Tuesday 22 May 2012

Return

After negotiating the heavy police presence and 90 degree heat of Chicago in our two hours before we needed to leave for O'Hare, Ken and I then had a two-hour delay on the tarmac as thunderstorms passed over. However, all home safely now.

Next year's conference, the Ninth International Congress of Qualitative Inquiry, is entitled 'Qualitative Inquiry Outside the Academy'. Laurel Richardson (from Ohio State) and Russell Bishop (University of Waikato Hamilton) are the keynotes and, I would speculate, are likely to be less controversial than this year's.

There is quite a discussion on Facebook about Atkinson and Delamont's keynote presentations (see 'Keynotes' post): Chris Poulos' paper, Transgressions, which concerns the process of attaining tenure, was called out by Delamont in her keynote with the faint praise of being good autoethnography that would be enhanced by 'proper' fieldwork. Chris has posted about this on his Facebook page and a number of others (including Bud Goodall) have chipped in. All very tantalising of me, given that not everyone is Chris' Facebook friend.

A final thought that's stayed with me, from Maggie MacClure's excellent paper on Friday afternoon, 'Language and Materiality in Qualitative Methodology', is her exhortation to engage with the materiality of language (as 'data'). Language is produced by the body, in all its messiness, all its unreliable affects.

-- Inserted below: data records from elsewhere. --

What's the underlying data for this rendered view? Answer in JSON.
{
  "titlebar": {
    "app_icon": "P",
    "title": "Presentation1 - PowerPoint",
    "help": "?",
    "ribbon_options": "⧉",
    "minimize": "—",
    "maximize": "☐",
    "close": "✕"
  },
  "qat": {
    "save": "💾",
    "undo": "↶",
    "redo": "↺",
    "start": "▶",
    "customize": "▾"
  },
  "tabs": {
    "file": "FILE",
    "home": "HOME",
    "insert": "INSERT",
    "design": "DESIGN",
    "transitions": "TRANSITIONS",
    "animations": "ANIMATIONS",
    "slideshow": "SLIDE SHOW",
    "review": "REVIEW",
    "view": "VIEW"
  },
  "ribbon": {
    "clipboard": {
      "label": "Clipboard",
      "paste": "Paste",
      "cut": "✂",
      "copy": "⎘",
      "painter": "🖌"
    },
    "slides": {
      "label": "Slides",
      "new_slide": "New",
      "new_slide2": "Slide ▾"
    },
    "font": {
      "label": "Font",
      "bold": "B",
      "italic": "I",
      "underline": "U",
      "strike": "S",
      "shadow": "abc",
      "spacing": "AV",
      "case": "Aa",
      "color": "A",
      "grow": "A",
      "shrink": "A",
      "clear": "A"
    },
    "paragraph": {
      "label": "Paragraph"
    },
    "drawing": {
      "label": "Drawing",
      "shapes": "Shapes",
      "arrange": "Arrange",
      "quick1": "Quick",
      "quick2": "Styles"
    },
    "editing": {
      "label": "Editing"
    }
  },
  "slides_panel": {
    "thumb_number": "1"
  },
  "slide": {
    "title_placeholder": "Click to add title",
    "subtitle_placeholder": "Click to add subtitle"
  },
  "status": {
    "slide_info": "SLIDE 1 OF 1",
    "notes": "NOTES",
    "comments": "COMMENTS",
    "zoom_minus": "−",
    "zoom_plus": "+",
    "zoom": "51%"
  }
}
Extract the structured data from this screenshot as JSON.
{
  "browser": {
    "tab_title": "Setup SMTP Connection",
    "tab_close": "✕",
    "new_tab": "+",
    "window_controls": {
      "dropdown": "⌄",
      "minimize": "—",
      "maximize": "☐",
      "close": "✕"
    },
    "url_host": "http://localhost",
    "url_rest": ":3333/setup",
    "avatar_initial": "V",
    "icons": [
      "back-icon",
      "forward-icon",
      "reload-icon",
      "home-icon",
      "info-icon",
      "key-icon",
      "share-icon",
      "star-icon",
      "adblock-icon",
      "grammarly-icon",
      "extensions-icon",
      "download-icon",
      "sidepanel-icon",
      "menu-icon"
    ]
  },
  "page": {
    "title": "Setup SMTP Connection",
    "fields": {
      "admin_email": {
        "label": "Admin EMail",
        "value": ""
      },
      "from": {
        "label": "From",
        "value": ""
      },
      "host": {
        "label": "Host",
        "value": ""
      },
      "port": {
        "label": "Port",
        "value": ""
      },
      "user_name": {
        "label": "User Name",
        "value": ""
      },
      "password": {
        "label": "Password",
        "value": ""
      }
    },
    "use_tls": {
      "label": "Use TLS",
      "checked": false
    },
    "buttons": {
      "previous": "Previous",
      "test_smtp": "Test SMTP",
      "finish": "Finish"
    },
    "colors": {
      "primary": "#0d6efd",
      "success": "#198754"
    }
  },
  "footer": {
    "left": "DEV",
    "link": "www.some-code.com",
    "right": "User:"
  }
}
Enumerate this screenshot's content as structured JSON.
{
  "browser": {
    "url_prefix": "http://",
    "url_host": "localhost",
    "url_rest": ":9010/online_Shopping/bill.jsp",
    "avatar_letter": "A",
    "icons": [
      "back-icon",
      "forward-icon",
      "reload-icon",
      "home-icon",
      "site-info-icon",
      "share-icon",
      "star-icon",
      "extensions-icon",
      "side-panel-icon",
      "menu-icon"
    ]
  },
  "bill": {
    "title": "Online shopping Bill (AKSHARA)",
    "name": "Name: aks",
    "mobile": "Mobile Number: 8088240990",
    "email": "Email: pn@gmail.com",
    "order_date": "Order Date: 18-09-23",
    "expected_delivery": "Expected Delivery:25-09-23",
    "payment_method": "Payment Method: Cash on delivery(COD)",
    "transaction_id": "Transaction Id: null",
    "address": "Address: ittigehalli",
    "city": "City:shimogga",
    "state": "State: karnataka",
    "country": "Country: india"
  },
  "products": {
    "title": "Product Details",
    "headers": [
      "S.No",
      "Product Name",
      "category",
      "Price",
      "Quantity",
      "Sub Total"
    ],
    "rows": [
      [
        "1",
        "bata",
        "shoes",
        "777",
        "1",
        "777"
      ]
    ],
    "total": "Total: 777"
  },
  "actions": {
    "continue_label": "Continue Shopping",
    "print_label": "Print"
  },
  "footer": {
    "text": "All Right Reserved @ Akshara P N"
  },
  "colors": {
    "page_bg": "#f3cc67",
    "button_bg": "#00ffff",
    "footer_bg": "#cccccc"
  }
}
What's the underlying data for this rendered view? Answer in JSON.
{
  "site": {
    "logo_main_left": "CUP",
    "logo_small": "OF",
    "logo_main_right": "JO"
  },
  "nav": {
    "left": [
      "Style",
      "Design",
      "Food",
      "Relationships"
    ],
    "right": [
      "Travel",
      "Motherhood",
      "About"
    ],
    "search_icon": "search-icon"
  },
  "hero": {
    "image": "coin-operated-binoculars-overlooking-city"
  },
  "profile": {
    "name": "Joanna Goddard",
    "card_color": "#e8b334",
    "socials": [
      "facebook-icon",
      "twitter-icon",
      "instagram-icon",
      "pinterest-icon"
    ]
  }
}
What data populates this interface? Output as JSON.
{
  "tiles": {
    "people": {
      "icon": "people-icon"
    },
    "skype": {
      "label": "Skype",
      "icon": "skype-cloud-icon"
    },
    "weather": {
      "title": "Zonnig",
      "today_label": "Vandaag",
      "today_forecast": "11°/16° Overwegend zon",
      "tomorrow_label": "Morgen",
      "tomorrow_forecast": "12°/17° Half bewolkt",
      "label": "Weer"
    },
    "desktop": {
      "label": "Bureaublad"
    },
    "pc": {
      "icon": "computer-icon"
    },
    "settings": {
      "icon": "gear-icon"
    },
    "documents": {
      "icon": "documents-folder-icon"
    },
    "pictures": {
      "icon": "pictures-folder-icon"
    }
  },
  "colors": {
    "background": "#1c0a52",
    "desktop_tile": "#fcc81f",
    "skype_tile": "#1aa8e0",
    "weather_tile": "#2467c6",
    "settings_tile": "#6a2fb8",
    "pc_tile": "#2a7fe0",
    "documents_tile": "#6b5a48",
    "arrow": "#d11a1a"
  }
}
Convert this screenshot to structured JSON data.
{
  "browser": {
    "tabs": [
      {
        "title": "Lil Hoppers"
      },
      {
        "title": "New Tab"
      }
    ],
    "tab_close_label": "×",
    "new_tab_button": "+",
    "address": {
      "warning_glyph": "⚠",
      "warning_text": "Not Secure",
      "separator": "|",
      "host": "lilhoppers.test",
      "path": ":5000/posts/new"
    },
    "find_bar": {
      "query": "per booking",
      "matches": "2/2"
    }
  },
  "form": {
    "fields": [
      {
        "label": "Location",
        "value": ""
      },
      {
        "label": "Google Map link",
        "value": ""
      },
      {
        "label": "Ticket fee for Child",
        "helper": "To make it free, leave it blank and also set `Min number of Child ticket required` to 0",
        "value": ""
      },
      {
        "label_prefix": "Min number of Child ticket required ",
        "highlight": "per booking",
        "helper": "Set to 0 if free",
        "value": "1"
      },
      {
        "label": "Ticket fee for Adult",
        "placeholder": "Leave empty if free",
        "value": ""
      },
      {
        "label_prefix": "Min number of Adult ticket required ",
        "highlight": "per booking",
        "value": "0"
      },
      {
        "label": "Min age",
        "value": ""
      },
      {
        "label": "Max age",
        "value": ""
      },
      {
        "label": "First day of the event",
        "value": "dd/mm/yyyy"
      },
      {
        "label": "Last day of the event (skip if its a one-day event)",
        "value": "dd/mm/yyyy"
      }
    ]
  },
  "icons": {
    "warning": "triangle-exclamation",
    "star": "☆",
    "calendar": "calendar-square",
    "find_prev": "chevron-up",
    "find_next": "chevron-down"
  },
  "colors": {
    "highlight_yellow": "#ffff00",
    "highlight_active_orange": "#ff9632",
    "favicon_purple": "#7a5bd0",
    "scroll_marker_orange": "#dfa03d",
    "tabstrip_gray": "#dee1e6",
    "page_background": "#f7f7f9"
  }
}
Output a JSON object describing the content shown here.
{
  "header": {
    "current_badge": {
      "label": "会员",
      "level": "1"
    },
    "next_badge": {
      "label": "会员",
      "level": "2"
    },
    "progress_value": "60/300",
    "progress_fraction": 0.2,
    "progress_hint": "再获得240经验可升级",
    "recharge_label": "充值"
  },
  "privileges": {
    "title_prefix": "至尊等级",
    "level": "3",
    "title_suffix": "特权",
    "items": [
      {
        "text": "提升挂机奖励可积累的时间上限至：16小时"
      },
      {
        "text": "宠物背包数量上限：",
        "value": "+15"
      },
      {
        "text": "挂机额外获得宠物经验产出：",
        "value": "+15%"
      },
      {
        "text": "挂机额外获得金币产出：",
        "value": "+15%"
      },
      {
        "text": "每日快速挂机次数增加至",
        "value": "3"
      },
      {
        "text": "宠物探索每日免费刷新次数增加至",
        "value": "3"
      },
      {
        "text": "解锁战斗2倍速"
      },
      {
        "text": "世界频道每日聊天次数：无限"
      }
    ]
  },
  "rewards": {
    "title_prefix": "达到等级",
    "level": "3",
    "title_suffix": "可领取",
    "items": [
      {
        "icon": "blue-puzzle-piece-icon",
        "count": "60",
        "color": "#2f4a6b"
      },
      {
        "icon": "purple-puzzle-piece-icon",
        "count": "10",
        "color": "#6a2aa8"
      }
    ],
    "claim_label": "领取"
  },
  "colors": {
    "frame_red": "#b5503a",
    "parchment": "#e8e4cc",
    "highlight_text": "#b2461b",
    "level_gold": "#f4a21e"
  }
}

She talked about snot at one point: ever heard snot referred to in a scholarly paper before ? We need to engage with the base materiality of language, she argues. Traditional analysis, by contrast, she states, would 'prefer its data produced by angels'. Excellent, don't you think?

The collaborative writing group of Ken Gale, Tami Spry, Ron Pelias, Larry Russell and me (or is it '..and I'?) gave our (probably) final presentation together on Friday, in a hidden classroom in the remote outpost of the engineering department. There was a good number to witness us speak our words and shed a few tears, and we managed to get through it in the time we had. Our book has just come out.



End of 2012 blog. Thank you to those who have travelled with us via these pages. Now to acquire prone position in my office: just a few minutes' nap, please.